Indonesia's tropical forest reserves are the world's third largest (after the Amazon and the Congo basin), but the sprawling nation has lost around 40 per cent of its canopy to loggers in the last 50 years.
At the present rate of deforestation -- with an area roughly the size of El Salvador being cleared annually - lowland trees on Sumatra island and neighboring Borneo will disappear by 2010, many conservationists say.
Indonesia asked the World Bank to help devise a forestry plan and in June 2006 it released a 44-page outline. The paper, released on Wednesday, was a supplement to that strategy.
Activists with Friends of the Earth International, Environmental Defense and Indonesia's WALHI accused the global lender of prioritizing a government goal to create more than 12.3 million acres of industrial timber plantation.

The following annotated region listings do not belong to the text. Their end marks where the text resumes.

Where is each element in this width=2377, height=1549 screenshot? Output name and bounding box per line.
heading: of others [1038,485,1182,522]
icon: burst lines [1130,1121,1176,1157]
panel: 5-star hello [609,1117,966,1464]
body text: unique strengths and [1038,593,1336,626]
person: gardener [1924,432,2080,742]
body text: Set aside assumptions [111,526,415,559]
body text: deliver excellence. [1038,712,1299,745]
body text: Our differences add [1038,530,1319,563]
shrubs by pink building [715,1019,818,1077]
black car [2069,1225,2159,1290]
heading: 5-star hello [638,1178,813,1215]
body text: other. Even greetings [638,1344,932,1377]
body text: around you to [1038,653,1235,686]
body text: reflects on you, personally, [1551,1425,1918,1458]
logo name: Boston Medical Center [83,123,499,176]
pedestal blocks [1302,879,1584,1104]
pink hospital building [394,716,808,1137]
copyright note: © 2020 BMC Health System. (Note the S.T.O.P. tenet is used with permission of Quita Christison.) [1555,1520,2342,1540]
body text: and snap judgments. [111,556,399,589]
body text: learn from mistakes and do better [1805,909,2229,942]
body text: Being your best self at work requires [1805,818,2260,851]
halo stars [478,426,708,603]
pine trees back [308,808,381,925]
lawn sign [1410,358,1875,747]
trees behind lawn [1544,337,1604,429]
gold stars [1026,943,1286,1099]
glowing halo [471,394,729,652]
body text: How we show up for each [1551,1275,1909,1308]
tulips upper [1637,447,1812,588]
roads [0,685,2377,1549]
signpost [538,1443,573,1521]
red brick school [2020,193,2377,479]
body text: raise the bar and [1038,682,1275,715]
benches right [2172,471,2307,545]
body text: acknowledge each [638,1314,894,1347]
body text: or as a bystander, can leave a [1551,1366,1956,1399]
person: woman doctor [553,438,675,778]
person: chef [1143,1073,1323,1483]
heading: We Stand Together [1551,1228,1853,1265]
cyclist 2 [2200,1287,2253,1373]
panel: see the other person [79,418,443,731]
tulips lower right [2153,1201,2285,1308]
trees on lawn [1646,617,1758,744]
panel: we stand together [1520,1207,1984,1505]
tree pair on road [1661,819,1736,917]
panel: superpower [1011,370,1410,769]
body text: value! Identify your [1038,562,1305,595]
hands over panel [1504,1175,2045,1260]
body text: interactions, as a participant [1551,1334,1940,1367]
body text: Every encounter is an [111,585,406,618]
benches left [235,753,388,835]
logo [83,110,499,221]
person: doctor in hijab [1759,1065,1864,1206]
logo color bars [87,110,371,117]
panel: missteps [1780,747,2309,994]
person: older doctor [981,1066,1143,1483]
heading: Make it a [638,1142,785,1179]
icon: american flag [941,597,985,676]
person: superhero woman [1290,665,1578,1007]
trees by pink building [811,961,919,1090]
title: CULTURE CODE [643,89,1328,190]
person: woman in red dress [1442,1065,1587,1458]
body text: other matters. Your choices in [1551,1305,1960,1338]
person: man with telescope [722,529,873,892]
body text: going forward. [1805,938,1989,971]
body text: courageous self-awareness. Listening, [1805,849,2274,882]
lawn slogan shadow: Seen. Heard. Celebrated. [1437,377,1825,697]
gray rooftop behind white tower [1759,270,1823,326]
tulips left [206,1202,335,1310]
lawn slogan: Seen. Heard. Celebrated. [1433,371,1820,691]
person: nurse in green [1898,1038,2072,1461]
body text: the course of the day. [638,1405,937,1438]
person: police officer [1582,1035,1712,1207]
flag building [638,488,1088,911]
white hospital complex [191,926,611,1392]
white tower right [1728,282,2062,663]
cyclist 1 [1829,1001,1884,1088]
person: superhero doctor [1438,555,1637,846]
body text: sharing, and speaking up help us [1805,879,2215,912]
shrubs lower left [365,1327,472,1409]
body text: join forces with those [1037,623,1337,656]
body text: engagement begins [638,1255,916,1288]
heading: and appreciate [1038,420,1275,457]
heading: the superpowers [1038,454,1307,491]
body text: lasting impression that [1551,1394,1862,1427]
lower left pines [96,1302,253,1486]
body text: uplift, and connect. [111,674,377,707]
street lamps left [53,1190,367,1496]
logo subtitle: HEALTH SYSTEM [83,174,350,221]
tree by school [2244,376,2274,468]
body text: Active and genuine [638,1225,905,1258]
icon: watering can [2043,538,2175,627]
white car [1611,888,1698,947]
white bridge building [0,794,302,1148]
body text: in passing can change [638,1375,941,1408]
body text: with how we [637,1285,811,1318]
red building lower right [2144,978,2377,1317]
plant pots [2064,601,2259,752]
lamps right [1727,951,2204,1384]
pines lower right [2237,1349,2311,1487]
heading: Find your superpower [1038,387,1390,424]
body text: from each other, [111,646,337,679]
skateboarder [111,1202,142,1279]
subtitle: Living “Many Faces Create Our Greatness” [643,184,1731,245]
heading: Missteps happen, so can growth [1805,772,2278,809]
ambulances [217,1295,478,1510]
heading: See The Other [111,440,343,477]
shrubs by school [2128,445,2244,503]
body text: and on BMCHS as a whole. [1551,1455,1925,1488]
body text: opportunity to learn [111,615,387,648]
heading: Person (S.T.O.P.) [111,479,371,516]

The giant plantations on Indonesia's Sumatra and Borneo islands would deny small farmers access to land, pollute the soil with chemicals and turn the ecosystem into a monoculture for timber production, said Fara Sofa of WALHI.
"It changes the livelihood of the community and turns them from land owners to paid laborers," she said, adding it would worsen communal conflicts over land rights.
The World Bank, which committed itself in 2005 to reducing global deforestation by 10% by 2010, claims that the industry will help "contribute to growth, rural livelihoods and environmental protection."